Although I’m in the middle of changing careers now, I’ll have to admit that I’ve heard and learned tons from being a court reporter. I will always keep my license but am hoping I’ll soon be able to not have to rely on it to keep a roof over my head.
You never know what you’re going to hear when you’re out in the field.
I’ll never forget the one day I was at work and the witness got asked the standard question every deponent gets asked:
Q. Have you ever been convicted of a felony?
Q. What kind of felony were you convicted of?
A. For carrying unprescribed medication.
Q. What kind of unprescribed medication were you carrying?

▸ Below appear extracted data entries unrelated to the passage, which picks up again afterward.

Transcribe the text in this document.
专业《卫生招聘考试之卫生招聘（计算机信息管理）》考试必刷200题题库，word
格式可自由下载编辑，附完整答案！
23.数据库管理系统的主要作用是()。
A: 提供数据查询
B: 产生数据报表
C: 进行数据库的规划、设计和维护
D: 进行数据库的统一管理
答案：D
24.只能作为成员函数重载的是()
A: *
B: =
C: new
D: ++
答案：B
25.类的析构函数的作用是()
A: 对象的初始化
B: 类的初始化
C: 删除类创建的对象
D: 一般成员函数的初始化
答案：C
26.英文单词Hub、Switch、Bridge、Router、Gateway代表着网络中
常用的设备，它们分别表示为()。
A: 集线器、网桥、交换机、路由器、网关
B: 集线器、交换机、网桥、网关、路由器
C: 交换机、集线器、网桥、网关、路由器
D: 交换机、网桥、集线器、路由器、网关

We all looked at each other around the table, trying really hard not to laugh, thinking to ourselves “Is this guy for real?”
Seriously, I have heard it all. Some days it goes in one ear and out the other, but other days I learn lots from my job.
The one good thing about being a freelance deposition reporter is that you’re not tied down the whole day. This has its pros and cons. No work = no money. The pro is that you can take on as much work as you want or as little as you want. So this has definitely given me the ability to take time and pursue all of my artistic endeavors. And trust me, there have been a lot. I change hobbies like people change dollars for quarters at the laundromat to do laundry.